Being in the fashion industry, I have always been bothered by the constant references to “costly apparel” in the BOM and its link to pride and the downfall of nations. It’s bothersome because I love and appreciate beautifully made, well designed clothing, and this type of clothing usually does not come cheap. I am not saying that I have a lot of expensive clothes in my close–I really don’t–too many student loans. But I do long to spend my money:
-supporting fair and honest garment industry business,
-valuing truly skilled labor and talented artists,
-investing in well made clothing that lasts in our “throw away” culture.
Is this so wrong? So what exactly is the definition of “costly apparel”?

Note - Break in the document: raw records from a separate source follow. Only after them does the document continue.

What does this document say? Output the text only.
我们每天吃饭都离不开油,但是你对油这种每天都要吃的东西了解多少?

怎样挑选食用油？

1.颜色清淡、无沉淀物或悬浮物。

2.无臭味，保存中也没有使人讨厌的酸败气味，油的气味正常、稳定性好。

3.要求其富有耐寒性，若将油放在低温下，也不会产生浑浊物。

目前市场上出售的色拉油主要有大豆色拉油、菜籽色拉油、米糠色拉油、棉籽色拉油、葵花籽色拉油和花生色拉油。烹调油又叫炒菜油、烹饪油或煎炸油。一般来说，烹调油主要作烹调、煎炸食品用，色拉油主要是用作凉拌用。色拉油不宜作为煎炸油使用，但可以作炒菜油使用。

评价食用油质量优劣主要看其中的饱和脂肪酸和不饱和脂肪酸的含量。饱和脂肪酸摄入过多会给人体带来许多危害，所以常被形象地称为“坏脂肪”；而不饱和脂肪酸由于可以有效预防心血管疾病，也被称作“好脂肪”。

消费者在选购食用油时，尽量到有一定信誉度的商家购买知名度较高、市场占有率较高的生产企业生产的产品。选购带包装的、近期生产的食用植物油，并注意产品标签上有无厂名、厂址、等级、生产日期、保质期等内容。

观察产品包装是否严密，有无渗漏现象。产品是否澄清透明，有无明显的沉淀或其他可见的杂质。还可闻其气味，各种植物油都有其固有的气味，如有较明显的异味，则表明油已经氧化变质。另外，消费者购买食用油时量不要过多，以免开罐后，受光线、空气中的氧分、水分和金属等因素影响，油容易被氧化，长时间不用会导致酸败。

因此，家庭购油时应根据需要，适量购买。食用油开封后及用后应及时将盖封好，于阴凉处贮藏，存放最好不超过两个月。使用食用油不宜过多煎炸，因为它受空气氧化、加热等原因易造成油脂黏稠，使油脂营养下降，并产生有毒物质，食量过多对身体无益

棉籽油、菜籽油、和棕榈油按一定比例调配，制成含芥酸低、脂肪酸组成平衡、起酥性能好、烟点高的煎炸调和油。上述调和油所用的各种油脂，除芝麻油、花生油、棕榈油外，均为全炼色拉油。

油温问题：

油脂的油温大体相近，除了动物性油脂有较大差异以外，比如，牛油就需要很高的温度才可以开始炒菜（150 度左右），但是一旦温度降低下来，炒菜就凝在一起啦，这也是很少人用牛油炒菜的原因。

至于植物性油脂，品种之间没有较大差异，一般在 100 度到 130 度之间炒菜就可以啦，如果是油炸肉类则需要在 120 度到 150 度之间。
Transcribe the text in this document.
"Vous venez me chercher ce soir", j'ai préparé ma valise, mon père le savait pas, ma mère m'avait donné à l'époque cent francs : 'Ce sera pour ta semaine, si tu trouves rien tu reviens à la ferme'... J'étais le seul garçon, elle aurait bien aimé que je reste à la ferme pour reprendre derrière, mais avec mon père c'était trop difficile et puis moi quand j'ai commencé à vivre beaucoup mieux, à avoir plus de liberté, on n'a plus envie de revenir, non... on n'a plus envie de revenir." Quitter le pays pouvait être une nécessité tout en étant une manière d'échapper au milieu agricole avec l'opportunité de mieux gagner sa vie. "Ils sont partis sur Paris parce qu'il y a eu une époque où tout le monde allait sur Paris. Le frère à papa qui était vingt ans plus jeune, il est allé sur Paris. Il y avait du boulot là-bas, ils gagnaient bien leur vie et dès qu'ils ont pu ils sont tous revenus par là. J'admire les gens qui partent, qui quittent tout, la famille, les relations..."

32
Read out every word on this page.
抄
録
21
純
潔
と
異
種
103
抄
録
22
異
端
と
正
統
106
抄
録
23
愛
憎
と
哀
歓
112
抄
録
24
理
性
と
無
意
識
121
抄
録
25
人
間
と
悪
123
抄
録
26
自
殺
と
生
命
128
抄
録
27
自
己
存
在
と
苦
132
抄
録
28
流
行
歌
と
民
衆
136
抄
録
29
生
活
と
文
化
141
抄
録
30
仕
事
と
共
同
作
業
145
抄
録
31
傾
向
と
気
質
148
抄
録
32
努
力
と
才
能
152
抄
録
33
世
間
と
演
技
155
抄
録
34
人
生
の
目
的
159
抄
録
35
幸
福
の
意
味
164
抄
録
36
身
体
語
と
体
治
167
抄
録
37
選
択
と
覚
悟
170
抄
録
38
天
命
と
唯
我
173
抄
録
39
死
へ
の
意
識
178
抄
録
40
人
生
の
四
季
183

In one of my fashion classes in college, we were assigned to do an inventory of all our clothing. We had to write down a description of each item, when we bought it, what it cost, cost of care (dry clean vs. washable) and the number of times worn. Then, with all this information, we had to figure out the cost per wear of each piece. Depending on the size of your closet and how full your dressers are, this could be an overwhelming task. For me it definitely was. But what I learned from it has shaped my view of fashion and purchasing expensive clothes.
The most expensive piece of clothing in my closet (a beautiful wool and cashmere winter coat from a small boutique in Paris) cost me less per wear than many of my other articles of clothing which were all purchased on sale (back when I thought I was the queen discount shopper). Eight years later, I still wear this coat every winter and the cost per wear is probably in the pennies now. It is my only dress coat. It is still in great condition and I will probably end up passing it down to my daughter when I die or when it no longer fits me. It seems to me, this coat, though costly, cannot be put into the “costly apparel” category (though Aaron Brown’s never worn Jimi Hendrix “flying eyeball” tie might find a comfortable place there).
I would also love to know how much GA’s spend on their suits– because if anyone in the world should spend money on a really good suit (based on the study set forth above) they should.